NF Audio NM2+ ($169)
The NF Audio NM2+ is a single dynamic driver IEM. The reason I’m comparing this with the SA3 is that it’s also aimed at musicians and has a reasonably neutral tuning. Although the graph above suggests these 2 IEMs have a similar bass quantity, that is not the case.
The NM2+ has better overall bass impact and extension, particularly in the sub-bass where the NM2+ has a rather exciting deep rumble and reach. The bass hits harder, moves more air and provides a more stable platform to counterbalance the raised upper midrange. It’s not quite as fast and isn’t as textured as the SA3 bass but it feels more natural in terms of the overall tonal balance.
Vocals aren’t as forward as they are on the SA3 but are slightly smoother in comparison. Those looking to specifically monitor vocals would be advised to use the SA3 for their neutral transparency and vocal nuance.
TenHz P4 Pro ($150)
The TenHz P4 Pro is a 4 BA driver unit. Both IEMs share similarities but the P4 Pro has a more dynamic presentation with increased lower bass and treble quantity. P4 Pro’s sub-bass gives produces a more tangible sub-bass rumble although the SA3 has slightly better extension. The SA3’s bass has superior definition and texture but is pushed back further in the mix.
When it comes to vocals, the SA3 is in a class of its own in this price range and it comes off more nuanced and articulate than the P4 Pro. Midrange resolution goes to the SA3 too due to its more linear bass and subdued treble. However, the P4 Pro has mildly better detail retrieval thanks to its extra treble presence, in addition to a more vivid attack on percussion instruments.

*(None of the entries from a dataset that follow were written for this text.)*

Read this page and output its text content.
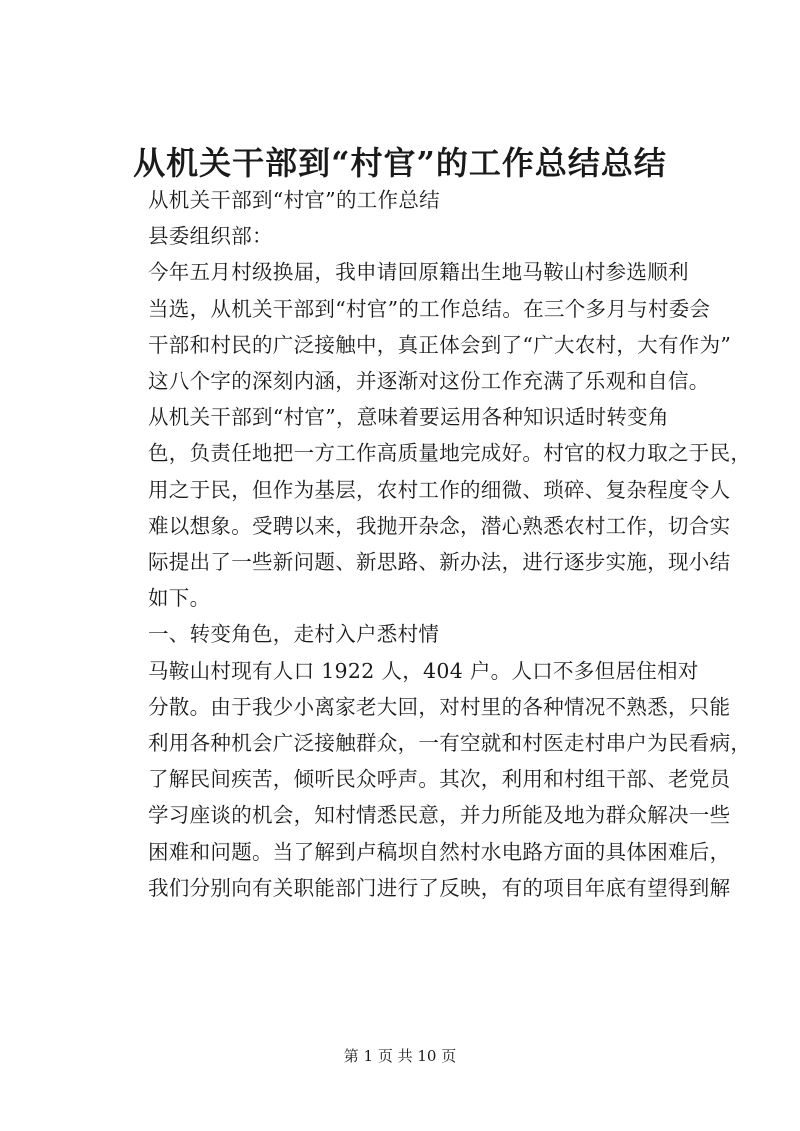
从机关干部到“村官”的工作总结总结

从机关干部到“村官”的工作总结

县委组织部：

今年五月村级换届，我申请回原籍出生地马鞍山村参选顺利
当选，从机关干部到“村官”的工作总结。在三个多月与村委会
干部和村民的广泛接触中，真正体会到了“广大农村，大有作为”
这八个字的深刻内涵，并逐渐对这份工作充满了乐观和自信。

从机关干部到“村官”，意味着要运用各种知识适时转变角
色，负责任地把一方工作高质量地完成好。村官的权力取之于民，
用之于民，但作为基层，农村工作的细微、琐碎、复杂程度令人
难以想象。受聘以来，我抛开杂念，潜心熟悉农村工作，切合实
际提出了一些新问题、新思路、新办法，进行逐步实施，现小结
如下。

一、转变角色，走村入户悉村情

马鞍山村现有人口 1922 人，404 户。人口不多但居住相对
分散。由于我少小离家老大回，对村里的各种情况不熟悉，只能
利用各种机会广泛接触群众，一有空就和村医走村串户为民看病，
了解民间疾苦，倾听民众呼声。其次，利用和村组干部、老党员
学习座谈的机会，知村情悉民意，并力所能及地为群众解决一些
困难和问题。当了解到卢稿坝自然村水电路方面的具体困难后，
我们分别向有关职能部门进行了反映，有的项目年底有望得到解

第 1 页 共 10 页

Both IEMs have average soundstage dimensions but I’d say the P4 Pro has a bit of extra depth because vocals aren’t so upfront as the SA3, giving the P4 a little more breathing room.

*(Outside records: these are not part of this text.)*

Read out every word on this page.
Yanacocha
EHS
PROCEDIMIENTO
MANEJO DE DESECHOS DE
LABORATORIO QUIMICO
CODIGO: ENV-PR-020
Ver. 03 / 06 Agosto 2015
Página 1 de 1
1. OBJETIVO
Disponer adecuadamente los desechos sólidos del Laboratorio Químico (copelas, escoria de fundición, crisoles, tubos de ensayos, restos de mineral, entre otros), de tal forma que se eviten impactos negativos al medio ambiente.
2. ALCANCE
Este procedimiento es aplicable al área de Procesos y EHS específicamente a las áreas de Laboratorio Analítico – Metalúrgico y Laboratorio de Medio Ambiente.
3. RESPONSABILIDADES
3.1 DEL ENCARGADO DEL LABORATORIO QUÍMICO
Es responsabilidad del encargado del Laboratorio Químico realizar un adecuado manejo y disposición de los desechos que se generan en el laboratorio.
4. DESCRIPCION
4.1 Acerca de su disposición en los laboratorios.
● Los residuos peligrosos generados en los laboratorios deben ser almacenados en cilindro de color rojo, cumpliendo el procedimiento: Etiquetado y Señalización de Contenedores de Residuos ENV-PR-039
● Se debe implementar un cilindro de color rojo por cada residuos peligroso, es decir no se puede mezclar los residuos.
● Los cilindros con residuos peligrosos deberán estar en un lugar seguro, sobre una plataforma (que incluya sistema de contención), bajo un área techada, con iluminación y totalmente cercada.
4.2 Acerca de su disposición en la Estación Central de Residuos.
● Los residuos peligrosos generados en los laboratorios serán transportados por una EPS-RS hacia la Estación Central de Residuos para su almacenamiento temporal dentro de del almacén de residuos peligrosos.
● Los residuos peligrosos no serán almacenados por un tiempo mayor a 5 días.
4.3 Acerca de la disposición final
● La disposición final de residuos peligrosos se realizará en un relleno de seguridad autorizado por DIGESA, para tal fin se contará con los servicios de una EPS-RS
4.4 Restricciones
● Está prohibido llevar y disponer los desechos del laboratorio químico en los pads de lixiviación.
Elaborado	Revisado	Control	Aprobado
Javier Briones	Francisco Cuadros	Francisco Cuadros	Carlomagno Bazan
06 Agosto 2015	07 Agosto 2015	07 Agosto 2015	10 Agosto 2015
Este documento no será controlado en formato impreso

The DUNU SA3 poses a bit of a conundrum; On one hand, it has class-leading vocals reproduction plus excellent timbre, transparency and technical performance. Furthermore, the build quality, accessories and aesthetic are fantastic. On the other hand, the neutrality of its bass and the laid back treble ultimately result in a sound that oftentimes lacks engagement and fails to excite.
As a tool for midrange monitoring (particularly vocals), the SA3 is hard to match at this price. For music consumption, however, it works for certain genres but falls flat with others. That’s not to say this is a bad in-ear monitor, just that it’s not really ideal as an all-rounder.